Я натягивал их, чувствуя себя так, словно отрезáл собственные ноги.
Весь мир, думал я, теперь станет для тебя миром цвета серой фланели. Натягивая брюки, я словно покидал детскую. Как я себя чувствовал? Ощущал ли я превосходство? Чувствовал ли я себя старше? Мудрее? Тяжеловеснее? Сильнее? Распрямилась ли у меня спина? Стал ли мой взгляд тверже? Ощутил ли я свое происхождение? Стала ли моя грудь шире? Произвело ли случившееся впечатление на меня?
Нет, не могу сказать, что произошло что-то особенное.
По правде говоря, я чувствовал себя так же, как раньше. С той лишь разницей, что мне стало чуть теплее.
Впрочем, подумал я, нужно немного подождать. Час или два. Или неделю. Серая фланель теперь на мне, и нужно дождаться, пока она станет частью меня, вытеснив мое бывшее вельветовое я, сделав мою собственную кожу серой и фланелевой. В моей крови теперь есть шерстяное плетение, и оно распространяется по моему телу.
Вскоре я был готов. Мои запонки были застегнуты, а волосы зачесаны на пробор (борода все еще не появилась). Я был обут и одет в застегнутые на обычный манер жилетку и пиджак. Айрмонгер в перевязанном ленточкой конверте. С несчастным Джеймсом Генри в кармане.

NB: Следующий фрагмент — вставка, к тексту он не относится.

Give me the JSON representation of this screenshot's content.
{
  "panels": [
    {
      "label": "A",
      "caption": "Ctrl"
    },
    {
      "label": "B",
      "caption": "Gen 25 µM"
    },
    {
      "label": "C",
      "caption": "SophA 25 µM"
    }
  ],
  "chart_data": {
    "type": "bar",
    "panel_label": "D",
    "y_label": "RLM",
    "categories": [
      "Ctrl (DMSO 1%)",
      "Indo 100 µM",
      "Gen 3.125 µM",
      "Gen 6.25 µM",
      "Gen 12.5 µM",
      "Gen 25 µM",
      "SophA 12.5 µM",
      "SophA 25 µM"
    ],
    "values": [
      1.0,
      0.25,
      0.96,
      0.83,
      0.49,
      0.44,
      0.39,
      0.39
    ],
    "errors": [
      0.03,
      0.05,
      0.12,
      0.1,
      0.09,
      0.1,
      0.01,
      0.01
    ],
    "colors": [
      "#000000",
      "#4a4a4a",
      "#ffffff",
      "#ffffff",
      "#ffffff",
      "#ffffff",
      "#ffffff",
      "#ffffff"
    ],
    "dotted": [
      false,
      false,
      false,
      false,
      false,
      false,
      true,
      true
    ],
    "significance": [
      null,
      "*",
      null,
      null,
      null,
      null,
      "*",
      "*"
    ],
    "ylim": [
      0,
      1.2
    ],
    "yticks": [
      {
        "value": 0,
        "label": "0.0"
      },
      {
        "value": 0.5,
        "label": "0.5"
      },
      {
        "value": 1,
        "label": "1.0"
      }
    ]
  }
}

Ну вот, сказал я себе, теперь не медли, ты должен увидеться с бабушкой.
Кровь и мрамор
Когда я покидал лазарет, Айрмонгеры-медсестры кланялись мне. Раньше они этого не делали. Одна молоденькая девчонка даже осмелилась потрогать мою обновку, но на нее тут же шикнула старшая медсестра. Теперь, надев брюки, я превратился в важную персону, внушавшую страх и уважение, хотя до этого был всего лишь маленьким мальчиком в коротких вельветовых штанишках, которого можно было даже ущипнуть за подбородок или взъерошить ему волосы. Но теперь с этим покончено. Теперь я был большим человеком, вышедшим в мир совершенно взрослым и чувствующим себя ужасно.
В коридорах дома я встретил несколько своих кузенов, которые останавливались и провожали меня ошеломленным взглядом, словно никогда раньше не видели брюк. Это было приятно, не буду отрицать. Я спустился по главной лестнице и вошел в бабушкино крыло. Раньше Айрмонгер-швейцар ни за что не впустил бы меня на ее территорию.
Я снова собирался увидеться со своей бабушкой.
Бабушка родилась на свет так давно, что ее поколение сильно отличалось от нынешнего. Старше ее был только прадедушка Эдвальд, бывший главой семьи. Эдвальд был тяжелым человеком. То, что бабушка, Оммебол Олиф Айрмонгер, должна выйти замуж за дедушку, было известно с самого начала, и Эдвальд хотел, чтобы она была для его наследника как можно меньшей обузой. Он не желал никаких сложностей с женой сына и ее женскими проблемами. Поэтому он поместил бабушку туда, где дедушка всегда мог ее найти. Он объявил, что ее предметом рождения будет большая мраморная каминная полка, которую звали Августой Ингрид Эрнестой Хоффман. Каминная полка была самым большим из известных мне предметов рождения. Она была такой огромной, что для того, чтобы сдвинуть ее, была нужна небольшая армия Айрмонгеров (ходили слухи, что один из них даже погиб, раздавленный полкой во время очередной переноски). Полку поддерживали две пышногрудые кариатиды. Это были красивые и немного сонные девы, одетые в тонкие платья, которые так и норовили с них соскользнуть, но никогда окончательно не падали. Они были в полтора раза больше живой женщины. Ох уж эти большие и красивые девушки! Я всегда думал, что это несправедливо, что такие красивые женщины оказались заточенными в мрамор. Я страстно желал их, мечтал о том, чтобы они очнулись и встретили меня где-нибудь в Доме или пришли ко мне в спальню.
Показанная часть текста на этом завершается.